The cane farmers and the factory owners got the opportunity today to lobby for this increase at a meeting with the Sugar Industries Control Board and the Ministry of Agriculture. Now, to be specific, this meeting happens every year before the start of the crop season. The discussion usually centers around the work that Government does to improve the sugar roads, the 2 million dollars fuel subsidy for farmers, and the subsidized licensing of cane trucks. Coming out of the meeting today, Deputy Prime Minister Gaspar Vega told the press that the Government looked favorably on this increase to mitigate the effect of the low prices of sugar abroad:

Hon. Gaspar Vega, Minister of Agriculture
"The increase on locally consumed sugar which is a request that the cane farmers have been doing for probably for the past 2 crops. And today I think that was one of the most important lobbying that was being done and I want to announce that the government did approve the 25 cents increase per pound for our locally consumed sugar. Some people thought that probably it could be even more because of the price on the sugar in our neighboring countries which is Mexico and Guatemala and even at 75 cents per pound, we are still lower than the price sold in Chetumal or Melchor."

Reporter
"When will it come into effect and what all need to happen to that to be imposed?"

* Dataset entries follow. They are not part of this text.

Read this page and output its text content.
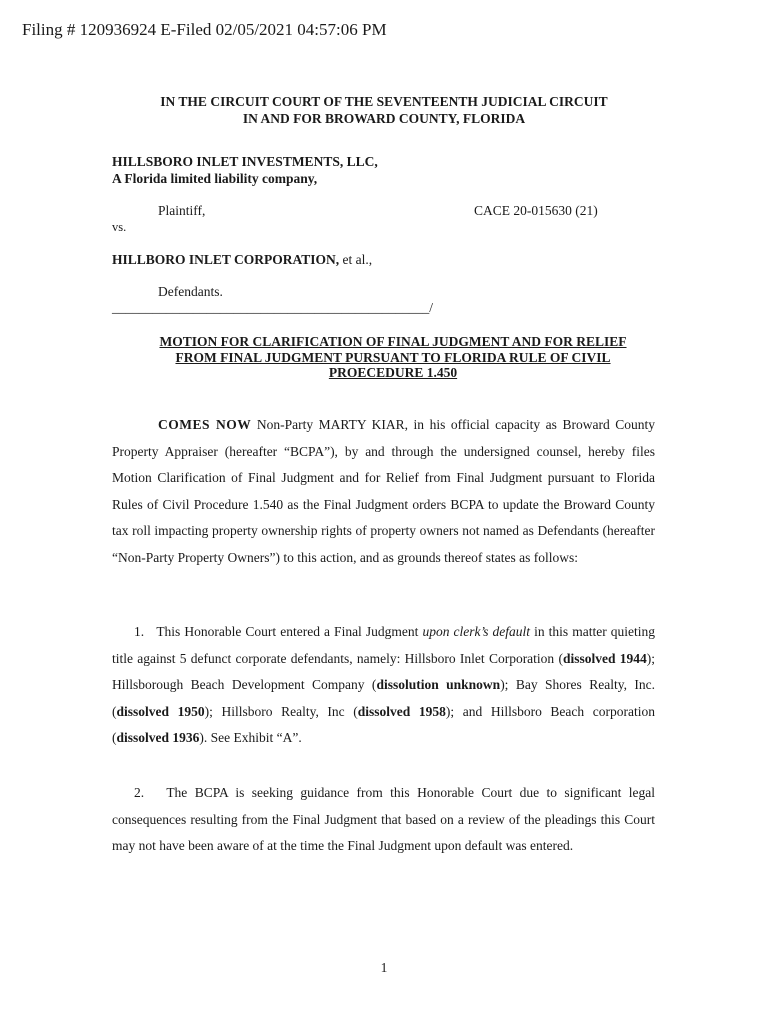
Filing # 120936924 E-Filed 02/05/2021 04:57:06 PM
IN THE CIRCUIT COURT OF THE SEVENTEENTH JUDICIAL CIRCUIT
IN AND FOR BROWARD COUNTY, FLORIDA
HILLSBORO INLET INVESTMENTS, LLC,
A Florida limited liability company,
Plaintiff,	CACE 20-015630 (21)
vs.
HILLBORO INLET CORPORATION, et al.,
Defendants.
_______________________________________________/
MOTION FOR CLARIFICATION OF FINAL JUDGMENT AND FOR RELIEF
FROM FINAL JUDGMENT PURSUANT TO FLORIDA RULE OF CIVIL
PROECEDURE 1.450
COMES NOW Non-Party MARTY KIAR, in his official capacity as Broward County Property Appraiser (hereafter “BCPA”), by and through the undersigned counsel, hereby files Motion Clarification of Final Judgment and for Relief from Final Judgment pursuant to Florida Rules of Civil Procedure 1.540 as the Final Judgment orders BCPA to update the Broward County tax roll impacting property ownership rights of property owners not named as Defendants (hereafter “Non-Party Property Owners”) to this action, and as grounds thereof states as follows:
1. This Honorable Court entered a Final Judgment upon clerk’s default in this matter quieting title against 5 defunct corporate defendants, namely: Hillsboro Inlet Corporation (dissolved 1944); Hillsborough Beach Development Company (dissolution unknown); Bay Shores Realty, Inc. (dissolved 1950); Hillsboro Realty, Inc (dissolved 1958); and Hillsboro Beach corporation (dissolved 1936). See Exhibit “A”.
2. The BCPA is seeking guidance from this Honorable Court due to significant legal consequences resulting from the Final Judgment that based on a review of the pleadings this Court may not have been aware of at the time the Final Judgment upon default was entered.
1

Hon. Gaspar Vega, Minister of Agriculture
"As we speak both CEO and I are looking into getting the SI ready, sending it to the attorney general so that its approved and made law and hopefully we would be able to do that pretty quickly. That will assist them. That should be giving them something like $4.60 more per ton. So instead of $35.33 or something like that, they should probably get another $3. Because the $4.60 the way it works, BSI only pays a percentage upfront. You have to remember that ASR does not collect for the sugar until it's sold. So the first payment that they make it's not money that they have collected from the sugar that they will be selling. So they either have that in savings which I doubt, or they have to make a loan. So those are the challenges that the industry has to learn about."

All parties agree that the best start date for this upcoming season is December 7.